For many, the most moving part of the event were the talks from two family members who have lost relatives to road traffic collisions.

Philippa Poulton lost Robert, her beloved husband of 30 years and the father of her two children, in a head-on car crash on October 31, 2012.

The 19-year-old other driver, who had veered onto the wrong side of the road, was not wearing a seatbelt and was killed instantly.

Robert, a baritone with the Glyndebourne Opera, was coherent when the emergency services arrived on the scene, telling them he was fine and asking them to attend to the girl.

But he suffered internal injuries and died in the ambulance.

Philippa said: “I will never hold his hand or look into his beautiful eyes again.

She added: “He will never see his children marry, or know the joy of holding a grandchild in his arms.”

Philippa holds no malice towards the young driver, adding: “I feel a tremendous sadness for the parents and those she left behind.”

Ali Reynolds from Eastbourne lost her son Lee after his car collided with a Transit van, just hours after he celebrated his 21st birthday.

Ali said: “At first we were told he had a badly broken leg, but he was conscious and laughing and joking with the A&E nurses.”

But Lee’s condition deteriorated. He had suffered internal injuries and was placed in a medically induced coma. He had suffered serious brain damage.

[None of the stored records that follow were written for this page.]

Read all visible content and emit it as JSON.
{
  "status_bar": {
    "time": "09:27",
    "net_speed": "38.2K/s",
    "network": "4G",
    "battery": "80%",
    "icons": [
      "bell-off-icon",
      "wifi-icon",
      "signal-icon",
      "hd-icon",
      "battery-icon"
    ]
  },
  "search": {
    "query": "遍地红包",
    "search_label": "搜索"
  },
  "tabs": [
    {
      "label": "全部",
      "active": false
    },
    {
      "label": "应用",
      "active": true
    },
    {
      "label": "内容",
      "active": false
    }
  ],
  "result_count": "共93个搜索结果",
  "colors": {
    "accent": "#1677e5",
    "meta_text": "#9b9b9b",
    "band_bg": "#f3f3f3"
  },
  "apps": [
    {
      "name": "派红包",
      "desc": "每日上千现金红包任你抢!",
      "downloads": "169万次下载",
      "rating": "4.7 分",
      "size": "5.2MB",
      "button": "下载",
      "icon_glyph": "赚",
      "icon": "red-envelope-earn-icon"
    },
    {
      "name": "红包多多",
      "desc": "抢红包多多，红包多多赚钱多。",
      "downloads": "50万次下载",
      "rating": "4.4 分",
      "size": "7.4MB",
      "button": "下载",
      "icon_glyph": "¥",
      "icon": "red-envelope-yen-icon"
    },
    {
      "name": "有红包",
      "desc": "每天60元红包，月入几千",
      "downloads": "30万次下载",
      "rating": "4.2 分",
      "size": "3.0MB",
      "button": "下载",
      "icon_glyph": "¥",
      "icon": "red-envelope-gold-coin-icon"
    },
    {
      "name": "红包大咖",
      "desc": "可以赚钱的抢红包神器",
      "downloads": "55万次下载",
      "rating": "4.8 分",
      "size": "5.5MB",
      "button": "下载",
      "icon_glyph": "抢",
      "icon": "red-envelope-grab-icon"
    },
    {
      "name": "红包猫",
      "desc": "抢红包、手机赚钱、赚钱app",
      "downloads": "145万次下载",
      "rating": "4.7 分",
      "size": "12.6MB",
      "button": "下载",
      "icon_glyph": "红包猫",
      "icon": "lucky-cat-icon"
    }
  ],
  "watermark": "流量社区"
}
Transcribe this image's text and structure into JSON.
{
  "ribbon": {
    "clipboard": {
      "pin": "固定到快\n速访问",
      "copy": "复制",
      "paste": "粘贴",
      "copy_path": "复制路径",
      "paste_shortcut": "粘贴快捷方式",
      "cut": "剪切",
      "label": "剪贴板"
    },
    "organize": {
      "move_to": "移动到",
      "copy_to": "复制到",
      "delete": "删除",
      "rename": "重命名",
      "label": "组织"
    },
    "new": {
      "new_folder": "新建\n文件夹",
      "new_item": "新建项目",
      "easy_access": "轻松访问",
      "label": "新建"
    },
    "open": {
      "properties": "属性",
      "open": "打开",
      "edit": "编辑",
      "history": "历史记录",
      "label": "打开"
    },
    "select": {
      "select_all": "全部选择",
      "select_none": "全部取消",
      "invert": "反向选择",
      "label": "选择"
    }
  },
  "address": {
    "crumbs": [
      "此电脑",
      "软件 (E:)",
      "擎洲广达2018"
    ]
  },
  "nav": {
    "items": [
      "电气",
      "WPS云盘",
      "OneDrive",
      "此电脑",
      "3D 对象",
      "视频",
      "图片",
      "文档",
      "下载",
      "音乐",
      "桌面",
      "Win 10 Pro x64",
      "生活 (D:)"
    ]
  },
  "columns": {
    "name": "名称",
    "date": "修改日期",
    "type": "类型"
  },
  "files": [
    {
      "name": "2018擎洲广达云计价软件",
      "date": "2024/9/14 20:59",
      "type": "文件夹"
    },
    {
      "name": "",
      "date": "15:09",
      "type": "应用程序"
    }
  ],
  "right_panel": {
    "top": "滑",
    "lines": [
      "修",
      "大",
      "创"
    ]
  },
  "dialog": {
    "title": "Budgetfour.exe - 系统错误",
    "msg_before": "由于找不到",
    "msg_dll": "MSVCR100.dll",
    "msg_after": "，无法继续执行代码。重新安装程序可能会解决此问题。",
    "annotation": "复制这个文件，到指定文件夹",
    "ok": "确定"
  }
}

After Lee passed away, his organs were donated – two people had their sight restored while a grandmother with liver failure was given two extra years of life.

Addressing the students, Ali said: “I hope that none of your mothers will ever experience the pain I live with every day.”

She added: “We are immensely proud and thankful we had him in our lives for 21 years.”

* A second tenth anniversary Safe Drive Stay Alive event will take place at the Amex Stadium in Brighton on November 27, starting at 9.30am.